When white nationalists took to the streets of Charlottesville, Virginia, and killed activist Heather Heyer in 2017, some were shocked at the confidence and size of the organised far right. At that time, Trump equivocated, saying there were “very fine people” on both sides of the fascist demonstration and the anti-racist counter-demonstration. This was too much for many Republicans, who, at least publicly, distanced themselves from the president. But now that the Black Lives Matter movement has become a focal point for the Republican electoral strategy, the party seems committed to normalising the politics of Charlottesville.
The convention brought together conservative Republican officials and the fringe elements. Former Tea Party insurgents, now integrated into the Republican establishment, amplified the narrative presented by the McCloskeys: Black Lives Matter represents a rising tide of chaos and socialism that must be resisted at all costs. “To those of you who want to stand up and fight the socialists poisoning our schools and burning our cities”, said Kentucky Senator Rand Paul, “join me in supporting President Trump”.
In his closing speech, Vice President Mike Pence called the Biden campaign a “Trojan horse for the radical left”. The turmoil created by the pandemic, and Trump’s handling of it, mean that the Republicans need to work to win over sections of the white middle class being drawn to Biden in a search for stability.
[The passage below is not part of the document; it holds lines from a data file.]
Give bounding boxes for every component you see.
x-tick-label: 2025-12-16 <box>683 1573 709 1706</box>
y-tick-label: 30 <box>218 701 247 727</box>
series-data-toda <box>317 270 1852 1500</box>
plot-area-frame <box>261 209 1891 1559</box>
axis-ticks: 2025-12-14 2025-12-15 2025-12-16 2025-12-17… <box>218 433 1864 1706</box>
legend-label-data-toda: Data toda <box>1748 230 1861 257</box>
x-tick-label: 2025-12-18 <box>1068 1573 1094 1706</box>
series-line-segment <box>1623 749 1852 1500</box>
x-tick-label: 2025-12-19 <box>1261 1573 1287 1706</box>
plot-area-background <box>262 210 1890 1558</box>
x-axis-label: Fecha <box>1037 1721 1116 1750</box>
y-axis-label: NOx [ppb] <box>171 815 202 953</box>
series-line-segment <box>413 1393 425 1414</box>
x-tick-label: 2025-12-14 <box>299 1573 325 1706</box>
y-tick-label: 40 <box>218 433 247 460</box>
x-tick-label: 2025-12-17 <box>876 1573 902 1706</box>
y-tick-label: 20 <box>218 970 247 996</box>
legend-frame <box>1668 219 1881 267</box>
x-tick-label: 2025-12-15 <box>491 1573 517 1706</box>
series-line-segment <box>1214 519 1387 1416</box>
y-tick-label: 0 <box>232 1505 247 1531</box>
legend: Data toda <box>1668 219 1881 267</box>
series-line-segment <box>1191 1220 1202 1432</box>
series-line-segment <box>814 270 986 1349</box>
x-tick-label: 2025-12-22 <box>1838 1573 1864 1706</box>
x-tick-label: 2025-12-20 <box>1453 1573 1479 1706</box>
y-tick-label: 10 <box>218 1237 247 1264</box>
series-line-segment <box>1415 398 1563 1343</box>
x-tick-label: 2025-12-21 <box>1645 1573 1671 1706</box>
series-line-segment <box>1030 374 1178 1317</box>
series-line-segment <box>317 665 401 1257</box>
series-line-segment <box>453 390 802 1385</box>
Presenting the Democrats as the face of chaos and creating the impression that there is a need for a stable and authoritarian hand to steady the ship, could keep them onside.
The political strategy has deadly consequences. It has given official approval and a mass audience to the far right’s apocalyptic sense that Black Lives Matter represents social disintegration. It has strengthened the idea that direct action by armed right-wingers may be necessary to wipe out the Black Lives Matter movement.
In the days before the Kenosha shooting, right-wing militias patrolled the streets, threatening protesters. Footage shows local police thanking them for their presence and throwing them water bottles. That local law enforcement can work so comfortably with armed fascist gangs, or that a prominent media commentator can sympathise with a right-wing murderer, is a testament to the interaction between mainstream conservatism and extreme reactionary violence.
The health crisis has killed more than 180,000 people in the United States. The country is plunging further into the worst economic crisis since the Great Depression. The Republican establishment is now encouraging its right-wing audience to accept and celebrate armed “resistance” to the struggle for racial justice. The convention, and the tragic shooting that accompanied it, are a warning of things to come.